Die X-Men sind ein Phänomen, keine Frage. Umsatzzahlen und Bekanntheit sprechen eine deutliche Sprache.

Das lässt Platz für einige Specials, die der Serie neue Leser beschaffen und den alten Lesern einen neuen Blickwinkel eröffnen sollen. Dazu holt man sich normalerweise ein gutes Gast-Team heran. Bei den durchweg soliden Machern der X-Serien kein leichtes Unterfangen. Mit Steve Rude holte man einen Veteranen der anspruchsvoll gezeichneten Superhelden-Comics zu diesem Projekt. Sein eleganter, glatter Stil verlieh schon dem auch inhaltlich schwergewichtigen Nexus Glanz und Anerkennung. Diesem hohen Qualitätsanspruch bleibt Rude auch diesmal treu. Deswegen bekam die Serie in den Staaten nach den ersten Heften auch hervorragende Kritiken.

"Kinder des Atoms" erzählt was geschah bevor Xavier die Schule für Begabte gründen konnte. Bobby, Warren, Jean, Hank und Scott sind besondere Jugendliche in verschiedene Milieus. Warren der Reiche versteckt seine Flügel und lebt in Saus und Braus, während Jean von ihren Eltern von der Öffentlichkeit abgeschirmt und behütet aufwächst. Scott ist eine Waise, die von einem kleinen Ganoven gedemütigt und ausgenutzt wird. Professor Xavier kämpft mit dem FBI um die Zukunft der Kinder, deren Leben durch eine Hetzkampagne bedroht ist. Der Ausgang der Geschichte ist so ziemlich Jedem vertraut, der sich mit amerikanischen Comics schon einmal beschäftigt hat.

Rude erzählt die Story in zeitgemäßen Bildern. Skinheads tyrannisieren die Schüler, Großbildschirme bringen die Fratze des Brandstifters in die Heime Amerikas und im Kinderzimmer steht ein Computer. Dabei sind die Bilder im Retro-Look nicht auf eine Zeit fest zu legen und die nächtliche Skyline erinnert eher an Burtons Batman-Filme als an die sechziger Jahre. Gerade deswegen sind die ersten drei Hefte eine wahrer Augenschmaus der unterkühlten Art. Auch Rudes Nexus war immer etwas emotionslos - aber immer am Stil klar zu erkennen. Über die drei letzten Hefte sollte man eher den beschönigenden Schleier des Schweigens legen.

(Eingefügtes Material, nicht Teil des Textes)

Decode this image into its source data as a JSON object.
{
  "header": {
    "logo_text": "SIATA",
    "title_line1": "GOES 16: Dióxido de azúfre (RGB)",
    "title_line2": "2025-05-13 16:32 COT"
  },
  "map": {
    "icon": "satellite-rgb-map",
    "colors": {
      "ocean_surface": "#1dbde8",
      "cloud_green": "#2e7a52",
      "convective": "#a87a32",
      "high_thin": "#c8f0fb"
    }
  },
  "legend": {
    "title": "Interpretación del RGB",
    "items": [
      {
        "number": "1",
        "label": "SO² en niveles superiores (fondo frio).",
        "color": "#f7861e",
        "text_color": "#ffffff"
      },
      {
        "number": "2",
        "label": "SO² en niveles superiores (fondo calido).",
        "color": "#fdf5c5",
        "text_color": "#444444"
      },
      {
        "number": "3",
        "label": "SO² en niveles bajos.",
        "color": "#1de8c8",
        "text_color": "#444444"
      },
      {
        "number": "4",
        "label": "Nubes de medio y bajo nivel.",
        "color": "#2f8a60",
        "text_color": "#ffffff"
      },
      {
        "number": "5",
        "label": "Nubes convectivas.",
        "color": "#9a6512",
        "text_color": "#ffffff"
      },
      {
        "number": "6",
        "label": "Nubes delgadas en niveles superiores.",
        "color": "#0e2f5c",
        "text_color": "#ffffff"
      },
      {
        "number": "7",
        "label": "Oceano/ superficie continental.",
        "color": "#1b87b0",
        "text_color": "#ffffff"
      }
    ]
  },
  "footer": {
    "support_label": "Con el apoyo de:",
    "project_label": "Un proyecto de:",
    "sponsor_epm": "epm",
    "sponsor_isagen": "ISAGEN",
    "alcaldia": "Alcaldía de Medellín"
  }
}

Die Story dieses Albums ist so alt, wie Graphic Novels (abgeschlossene Geschichten in Albumlänge) bei Marvel. Bereits 1982 brachte Marvel mit God Loves, Man kills (deutsch: Verraten und Verkauft, Condor) die Geschichte um einen fanatischen Menschen, Reverent Stryker, der einen heiligen Krieg gegen die Mutanten führen will und Dank der Medien auch Gehör und Anhänger findet. Auch damals kämpften Charles und Eric mit unterschiedlichen Mittel den Kampf um die Anerkennung der Mutanten. In vielen Aspekten ist Children of the Atom eine moderne Nacherzählung dieser Geschichte. Die damals gerade sehr populären New X-Men mit Nightcrawler, Wolverien und Kitty wurden von Casey durch die Originale ersetzt und der Fernsehschirm bekommt ganz in Dark-Knight-Manier größere Bedeutung.

Wer ist Christian Grass? Er verfasste das Vorwort, das vor Ungereimtheiten nur so wimmelt. Natürlich muss man das eigene Produkt in ein gutes Licht rücken, aber offensichtliche Mängel sollte man nicht durch falsche Aussagen noch hervorheben. "Glücklicherweise gelingt es allen Künstlern hervorragend, die Atmosphäre der sechziger Jahre heraufzubeschwören" - warum sollte das den Zeichner gelingen wollen, wurde hier doch die Entstehungsgeschichte der X-Men in die heutige Zeit versetzt? Und die Qualität der verschiedenen Zeichner ist unübersehbar. Während Rude mit seinen unterkühlten und präzisen, klaren Bildern detailliert schildern kann, liefert Smith seine schlechteste Arbeit ab, die er jemals unter seinem Namen veröffentlichte. Mit Ryann wird es noch schlimmer: Falsche Proportionen und unlogische Seiteaufteilung degradieren die Zeichnungen auf Fan-Niveau.

Trotzdem liest sich das 160 Seiten starke Trade angenehm flott und kontinuierlich, auch wenn zum Schlussdie Zeichnungen schlimmer und die Story glatter wird.